The toluene-to-benzene ratios for indoors and outdoors were 19.73 and 14.98, respectively (see Table 6). The values obtained in this study were larger than most of those seen in the literature (Buczynska et al., 2009; Horemans et al., 2008; Kerbachi et al., 2006; Zhu et al., 2005; Barletta et al., 2002; Lee et al., 2002; Vardoulakis et al., 2002; Edwards et al., 2001; Hansen and Palmgren, 1996), though one previous study found a ratio of 37, and suggested that this was due to multiple sources of toluene (Ho et al., 2004). Based on the toluene-tobenzene ratio of this study, it is likely that there were multiple sources of BTEX at the sampled homes. This is also confirmed by the correlation coefficients of 0.49 and 0.39, for indoors and outdoors respectively (see Table 6), and the scatter plots in Fig. 5.

Table 6. 
Ratios and correlation coefficients of toluene/benzene and formaldehyde/acetaldehyde.
Toluene-to-benzene Formaldehyde-to-acetaldehyde
Indoor Outdoor Indoor Outdoor
Average 19.73 14.98 2.60 1.50
Std. dev. 17.40 10.64 0.90 0.44
Correlation coefficient 0.49 0.39 0.52 0.92

Table 7. 
Source apportionment of indoor and outdoor BTEX using PMF.
Indoor BTEX Outdoor BTEX
Factor1 Factor2 Factor1 Factor2
Benzene 2.44 0.05 2.40 0.01
Toluene 24.02 4.96 12.70 13.97
Ethylbenzene 2.02 4.49 0.31 3.80
Xylenes 1.75 7.23 1.02 3.85
T/B ratio 9.84 99.2 5.29 1397


Fig. 5. 
Scatter plots of (a) indoor and (b) outdoor toluene vs. benzene concentrations.

The formaldehyde-to-acetaldehyde ratios for indoors and outdoors were 2.60 and 1.50, respectively, which are closer to the values found in the literature (Kume et al., 2008; Moussa et al., 2006; Pang and Mu, 2006; Bakeas et al., 2003; Sin et al., 2001; Christensen et al., 2000; Viskari et al., 2000). In addition, the correlation coefficients between formaldehyde and acetaldehyde were 0.52 and 0.92 for indoors and outdoors, respectively (see Fig. 6 for scatter plots). Our results suggest that carbonyl pollutants arose from a smaller number of sources than did BTEX compounds. The significances of the correlations were summarized in Table S3.


Fig. 6. 
Scatter plots of (a) indoor and (b) outdoor formaldehyde vs. acetaldehyde concentrations.
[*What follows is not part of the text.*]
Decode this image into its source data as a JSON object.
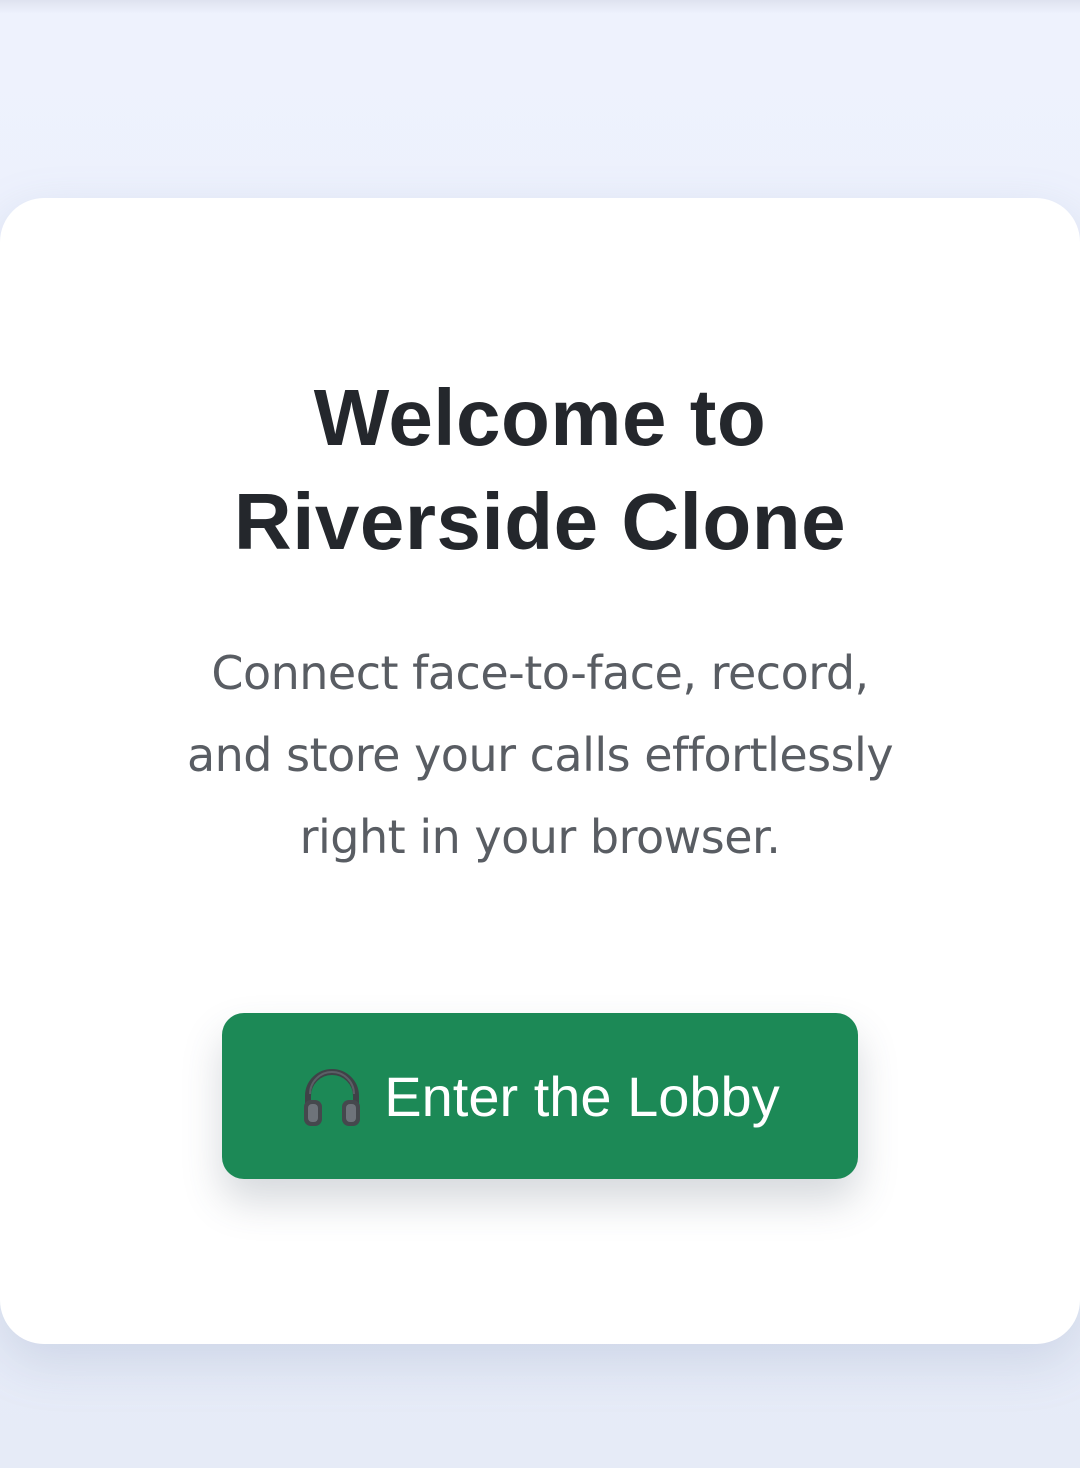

3. 5 Factor Analysis of Indoor and Outdoor BTEX Using Positive Matrix Factorization (PMF)

Positive matrix factorization (PMF) was performed separately on the indoor and outdoor BTEX concentrations, using EPA PMF 5.0. The two factors, extracted for indoor and outdoor concentrations respectively, are shown in Table 7 along with the calculated toluene-tobenzene ratio (T/B ratio). The PMF result indicates that the concentration profile of BTEX can be explained using two factors, one with a smaller T/B ratio than the average in Table 6 (Factor1), and the other with a very large T/B ratio due to negligible benzene (Factor2). Among previous studies which have reported T/B ratios of traffic related emissions, Ho et al. (2004) found an average T/B ratio of 5.2, measured inside a tunnel in Hong Kong. This is similar to the Factor1 T/B ratio from outdoor BTEX, which is 5.29. The higher T/B ratios of other factors are likely to be influenced by various indoor BTEX sources, such as paints and housing materials. The Factor1 from outdoor BTEX may also be influenced by indoor sources, since it was measured at the balconies of high-rise apartments and the front yards of low-rise buildings.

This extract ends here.